John Diehl: For example, that many Americans today, and maybe we'll get a chance touch on this later in the podcast, many people still think that, "My only choice is stay in my own home or move to a nursing home." It's like a binary choice. It's not. If we live now to age 90, MIT actually says we may move as many times after age 50 as we moved prior. How do we educate people... The term we use is, how do we successfully navigate longevity? And look, nobody has a crystal ball, we don't know what's coming, but the more we know about the decisions we may face in the future, maybe the better we can prepare, because I think as you all, I'm sure agree, really our job as advisors is to try and move the decision point away from the moment of crisis.
Ben Smith: I like that.
John Diehl: We can all say, "That's never going to happen to me. I'm never going to have to move out of this home. I'm never going to have to deal with this or deal with that," and then it happens and now people have three weeks to make decisions, and that's when mistakes happen. And those decisions are oftentimes emotionally laden, versus having the time to think rationally about, what options I have and what would be best in my situation? So that's really where our research goes to today. So the way it works today in our relationship is that I have a team of six who are on my team, who are constantly, when we're not in virtual world, spread out around the United States, meeting with advisors, meeting with clients.
John Diehl: But now we do it virtually, but that helps us shape our research agenda. What questions do people want answers to or are they seeking so that we can develop research around that to help people understand what's changing and how to anticipate those changes?
Abby Doody: We really like how the MIT lab has created having a successful retirement. That's something that we talk about a lot, that's what this podcast is all about. And you have found three questions that help retirees visualize retirement. Can we talk about those a little bit more in depth and tell us about ever evolving retirement?
John Diehl: Sure.
Abby Doody: The first question is, "Who will change my light bulbs?"
John Diehl: Yeah. Abby, you bring up a great point, because what I usually say to folks is, "I'm going to share with you three questions that the researchers at The AgeLab say are predictive of your future quality of life." And I'll warn people, I'll say, "Before I launched these on you, they're going to underwhelm you with their simplicity coming from the rocket scientists at MIT." But so think about that, "Who's going to change my light bulbs." And usually, when we talk about these questions, I'll ask the question and you'll see some people look at me like, "What in the world is he talking about?" And other people will chuckle a little bit, and after about 20 seconds, the wheels start to turn and they start to think.
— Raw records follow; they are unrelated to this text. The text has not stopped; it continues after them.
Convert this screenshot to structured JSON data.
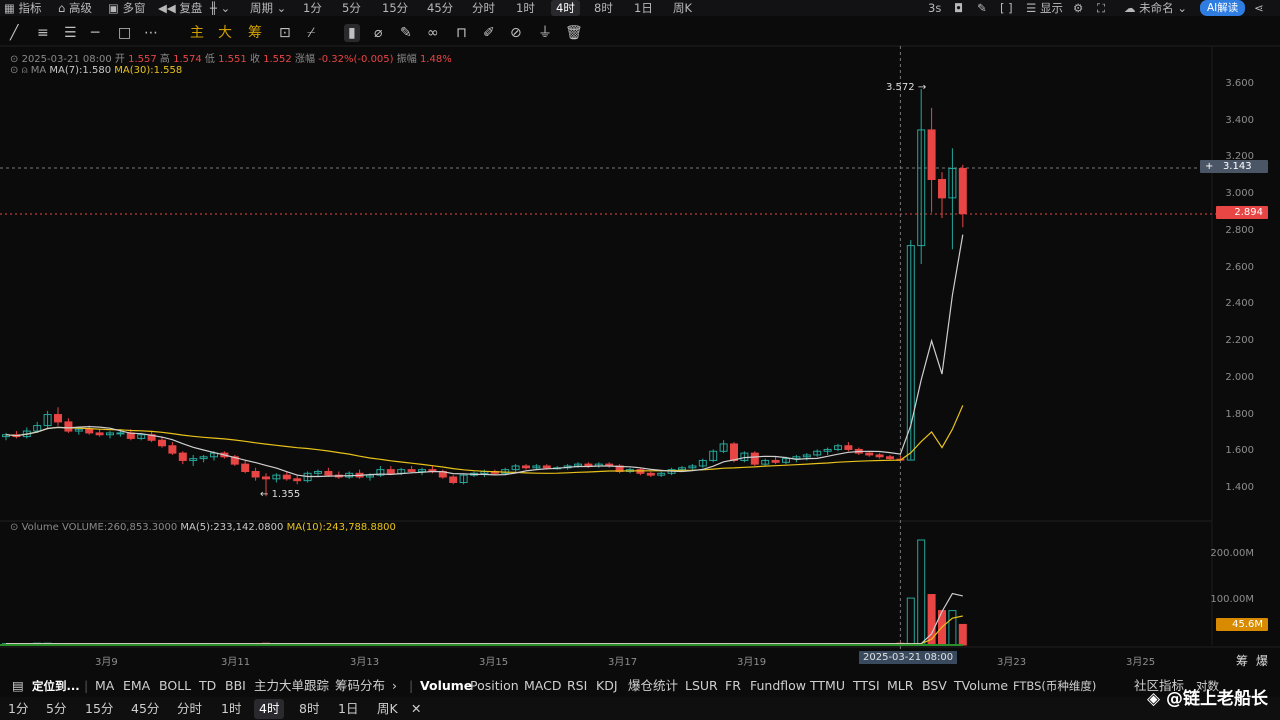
{
  "topbar": {
    "left": [
      "指标",
      "高级",
      "多窗",
      "复盘",
      "",
      "周期"
    ],
    "periods": [
      "1分",
      "5分",
      "15分",
      "45分",
      "分时",
      "1时",
      "4时",
      "8时",
      "1日",
      "周K"
    ],
    "active_period": "4时",
    "right": {
      "interval": "3s",
      "show": "显示",
      "unnamed": "未命名",
      "ai": "AI解读"
    }
  },
  "drawbar": {
    "cn_labels": [
      "主",
      "大",
      "筹"
    ]
  },
  "info": {
    "date": "2025-03-21 08:00",
    "open_label": "开",
    "open": "1.557",
    "high_label": "高",
    "high": "1.574",
    "low_label": "低",
    "low": "1.551",
    "close_label": "收",
    "close": "1.552",
    "change_label": "涨幅",
    "change": "-0.32%(-0.005)",
    "amp_label": "振幅",
    "amp": "1.48%",
    "ma_name": "MA",
    "ma7": "MA(7):1.580",
    "ma30": "MA(30):1.558"
  },
  "volume_info": {
    "name": "Volume",
    "vol": "VOLUME:260,853.3000",
    "ma5": "MA(5):233,142.0800",
    "ma10": "MA(10):243,788.8800"
  },
  "price_axis": [
    "3.600",
    "3.400",
    "3.200",
    "3.000",
    "2.800",
    "2.600",
    "2.400",
    "2.200",
    "2.000",
    "1.800",
    "1.600",
    "1.400"
  ],
  "volume_axis": [
    "200.00M",
    "100.00M"
  ],
  "time_axis": [
    "3月9",
    "3月11",
    "3月13",
    "3月15",
    "3月17",
    "3月19",
    "3月23",
    "3月25"
  ],
  "crosshair_time": "2025-03-21 08:00",
  "tags": {
    "crosshair_price": "3.143",
    "last_price": "2.894",
    "last_volume": "45.6M"
  },
  "annotations": {
    "high": "3.572",
    "low": "1.355"
  },
  "bottom_right": {
    "chips": "筹",
    "burst": "爆"
  },
  "indicator_bar": {
    "locate": "定位到...",
    "main": [
      "MA",
      "EMA",
      "BOLL",
      "TD",
      "BBI",
      "主力大单跟踪",
      "筹码分布"
    ],
    "sub": [
      "Volume",
      "Position",
      "MACD",
      "RSI",
      "KDJ",
      "爆仓统计",
      "LSUR",
      "FR",
      "Fundflow",
      "TTMU",
      "TTSI",
      "MLR",
      "BSV",
      "TVolume",
      "FTBS(币种维度)",
      "社区指标",
      "对数"
    ]
  },
  "period_bar": [
    "1分",
    "5分",
    "15分",
    "45分",
    "分时",
    "1时",
    "4时",
    "8时",
    "1日",
    "周K"
  ],
  "watermark": "@链上老船长",
  "colors": {
    "up": "#26a69a",
    "down": "#e84545",
    "ma7": "#cfcfcf",
    "ma30": "#e8c21a",
    "bg": "#0b0b0c"
  },
  "chart_data": {
    "type": "candlestick",
    "price_range": [
      1.3,
      3.65
    ],
    "volume_range": [
      0,
      235
    ],
    "volume_unit": "M",
    "candles": [
      [
        1.68,
        1.7,
        1.66,
        1.69
      ],
      [
        1.69,
        1.71,
        1.67,
        1.68
      ],
      [
        1.68,
        1.73,
        1.67,
        1.71
      ],
      [
        1.71,
        1.76,
        1.7,
        1.74
      ],
      [
        1.74,
        1.82,
        1.72,
        1.8
      ],
      [
        1.8,
        1.84,
        1.74,
        1.76
      ],
      [
        1.76,
        1.78,
        1.7,
        1.71
      ],
      [
        1.71,
        1.73,
        1.69,
        1.72
      ],
      [
        1.72,
        1.74,
        1.69,
        1.7
      ],
      [
        1.7,
        1.72,
        1.68,
        1.69
      ],
      [
        1.69,
        1.71,
        1.67,
        1.7
      ],
      [
        1.7,
        1.72,
        1.68,
        1.7
      ],
      [
        1.7,
        1.72,
        1.66,
        1.67
      ],
      [
        1.67,
        1.7,
        1.66,
        1.69
      ],
      [
        1.69,
        1.71,
        1.65,
        1.66
      ],
      [
        1.66,
        1.68,
        1.62,
        1.63
      ],
      [
        1.63,
        1.65,
        1.58,
        1.59
      ],
      [
        1.59,
        1.6,
        1.53,
        1.55
      ],
      [
        1.55,
        1.58,
        1.52,
        1.56
      ],
      [
        1.56,
        1.58,
        1.54,
        1.57
      ],
      [
        1.57,
        1.6,
        1.55,
        1.59
      ],
      [
        1.59,
        1.6,
        1.56,
        1.57
      ],
      [
        1.57,
        1.58,
        1.52,
        1.53
      ],
      [
        1.53,
        1.55,
        1.48,
        1.49
      ],
      [
        1.49,
        1.51,
        1.44,
        1.46
      ],
      [
        1.46,
        1.48,
        1.355,
        1.45
      ],
      [
        1.45,
        1.48,
        1.43,
        1.47
      ],
      [
        1.47,
        1.49,
        1.44,
        1.45
      ],
      [
        1.45,
        1.47,
        1.42,
        1.44
      ],
      [
        1.44,
        1.49,
        1.43,
        1.48
      ],
      [
        1.48,
        1.5,
        1.46,
        1.49
      ],
      [
        1.49,
        1.51,
        1.46,
        1.47
      ],
      [
        1.47,
        1.49,
        1.45,
        1.46
      ],
      [
        1.46,
        1.49,
        1.45,
        1.48
      ],
      [
        1.48,
        1.5,
        1.45,
        1.46
      ],
      [
        1.46,
        1.48,
        1.44,
        1.47
      ],
      [
        1.47,
        1.52,
        1.46,
        1.5
      ],
      [
        1.5,
        1.52,
        1.47,
        1.48
      ],
      [
        1.48,
        1.51,
        1.47,
        1.5
      ],
      [
        1.5,
        1.52,
        1.48,
        1.49
      ],
      [
        1.49,
        1.51,
        1.47,
        1.5
      ],
      [
        1.5,
        1.52,
        1.48,
        1.49
      ],
      [
        1.49,
        1.5,
        1.45,
        1.46
      ],
      [
        1.46,
        1.47,
        1.42,
        1.43
      ],
      [
        1.43,
        1.48,
        1.42,
        1.47
      ],
      [
        1.47,
        1.49,
        1.46,
        1.48
      ],
      [
        1.48,
        1.5,
        1.46,
        1.49
      ],
      [
        1.49,
        1.5,
        1.47,
        1.48
      ],
      [
        1.48,
        1.51,
        1.47,
        1.5
      ],
      [
        1.5,
        1.53,
        1.49,
        1.52
      ],
      [
        1.52,
        1.53,
        1.5,
        1.51
      ],
      [
        1.51,
        1.53,
        1.5,
        1.52
      ],
      [
        1.52,
        1.53,
        1.5,
        1.51
      ],
      [
        1.51,
        1.52,
        1.5,
        1.51
      ],
      [
        1.51,
        1.53,
        1.5,
        1.52
      ],
      [
        1.52,
        1.54,
        1.51,
        1.53
      ],
      [
        1.53,
        1.54,
        1.51,
        1.52
      ],
      [
        1.52,
        1.54,
        1.51,
        1.53
      ],
      [
        1.53,
        1.54,
        1.51,
        1.52
      ],
      [
        1.52,
        1.53,
        1.48,
        1.49
      ],
      [
        1.49,
        1.51,
        1.48,
        1.5
      ],
      [
        1.5,
        1.51,
        1.47,
        1.48
      ],
      [
        1.48,
        1.49,
        1.46,
        1.47
      ],
      [
        1.47,
        1.49,
        1.46,
        1.48
      ],
      [
        1.48,
        1.51,
        1.47,
        1.5
      ],
      [
        1.5,
        1.52,
        1.49,
        1.51
      ],
      [
        1.51,
        1.53,
        1.5,
        1.52
      ],
      [
        1.52,
        1.56,
        1.51,
        1.55
      ],
      [
        1.55,
        1.61,
        1.54,
        1.6
      ],
      [
        1.6,
        1.66,
        1.59,
        1.64
      ],
      [
        1.64,
        1.65,
        1.54,
        1.55
      ],
      [
        1.55,
        1.6,
        1.54,
        1.59
      ],
      [
        1.59,
        1.6,
        1.52,
        1.53
      ],
      [
        1.53,
        1.56,
        1.52,
        1.55
      ],
      [
        1.55,
        1.57,
        1.53,
        1.54
      ],
      [
        1.54,
        1.57,
        1.53,
        1.56
      ],
      [
        1.56,
        1.58,
        1.54,
        1.57
      ],
      [
        1.57,
        1.59,
        1.55,
        1.58
      ],
      [
        1.58,
        1.61,
        1.57,
        1.6
      ],
      [
        1.6,
        1.62,
        1.58,
        1.61
      ],
      [
        1.61,
        1.64,
        1.6,
        1.63
      ],
      [
        1.63,
        1.65,
        1.6,
        1.61
      ],
      [
        1.61,
        1.62,
        1.58,
        1.59
      ],
      [
        1.59,
        1.6,
        1.57,
        1.58
      ],
      [
        1.58,
        1.59,
        1.56,
        1.57
      ],
      [
        1.57,
        1.58,
        1.55,
        1.56
      ],
      [
        1.557,
        1.574,
        1.551,
        1.552
      ],
      [
        1.552,
        2.75,
        1.55,
        2.72
      ],
      [
        2.72,
        3.572,
        2.62,
        3.35
      ],
      [
        3.35,
        3.47,
        2.9,
        3.08
      ],
      [
        3.08,
        3.12,
        2.87,
        2.98
      ],
      [
        2.98,
        3.25,
        2.7,
        3.14
      ],
      [
        3.14,
        3.16,
        2.82,
        2.894
      ]
    ],
    "ma7_tail": [
      2.02,
      2.45,
      2.78
    ],
    "ma30_tail": [
      1.62,
      1.72,
      1.85
    ],
    "volume": [
      3,
      3,
      3,
      4,
      4,
      3,
      3,
      3,
      3,
      3,
      3,
      3,
      3,
      3,
      3,
      3,
      3,
      3,
      3,
      3,
      3,
      3,
      3,
      3,
      3,
      4,
      3,
      3,
      3,
      3,
      3,
      3,
      3,
      3,
      3,
      3,
      3,
      3,
      3,
      3,
      3,
      3,
      3,
      3,
      3,
      3,
      3,
      3,
      3,
      3,
      3,
      3,
      3,
      3,
      3,
      3,
      3,
      3,
      3,
      3,
      3,
      3,
      3,
      3,
      3,
      3,
      3,
      3,
      3,
      3,
      3,
      3,
      3,
      3,
      3,
      3,
      3,
      3,
      3,
      3,
      3,
      3,
      3,
      3,
      3,
      3,
      4,
      105,
      235,
      113,
      77,
      77,
      46
    ],
    "vol_ma5_tail": [
      75,
      115,
      110
    ],
    "vol_ma10_tail": [
      40,
      60,
      65
    ]
  }
}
John Diehl: So, "Who's going to change my light bulbs?" Is the first question about a successful retirement. And it deals with the subject of your home. 90% of Americans believe that they will age in their own homes, but how many have really spent even 15 or 20 minutes thinking about what changes, what modifications may be required in order to make that home livable, not only from a comfort standpoint, but from a safety standpoint into our later years? When we think about this, I could share with you the number one category of out-of-pocket spending for American households over age 65 are housing-related expenses.
John Diehl: Now, they don't occur on an average basis. One month the roof leaks, two months later, the hot water heaters blow up. But it takes up about a third of out-of-pocket spending for American families over age 65. One of the fastest growing categories in that is home modifications. So when we think about home modifications, I could list the top 10 for you. Things like level entryways, kitchen and bath improvements, storage within easy reach, all 10 meant to prevent one thing in the home, falling.
Abby Doody: That's interesting. Yeah.
John Diehl: Falling, because a fall can change the plan in a heartbeat. But as we think about, "I want to stay in my home." What is it that we have to do to really make that home safe? And that eventually trees back to financial considerations, or I hesitate to say, it's even a question of, "Will my home be able to accommodate me as I age?" I'll just share with you all as an example, I still have a home in Pennsylvania. It's a home that my wife and I bought years ago, we raised our three children in it. It was built in 1860. It's got foot-thick stone walls, it does not have a single full bathroom on the first floor. It does not have a single bedroom on the first floor.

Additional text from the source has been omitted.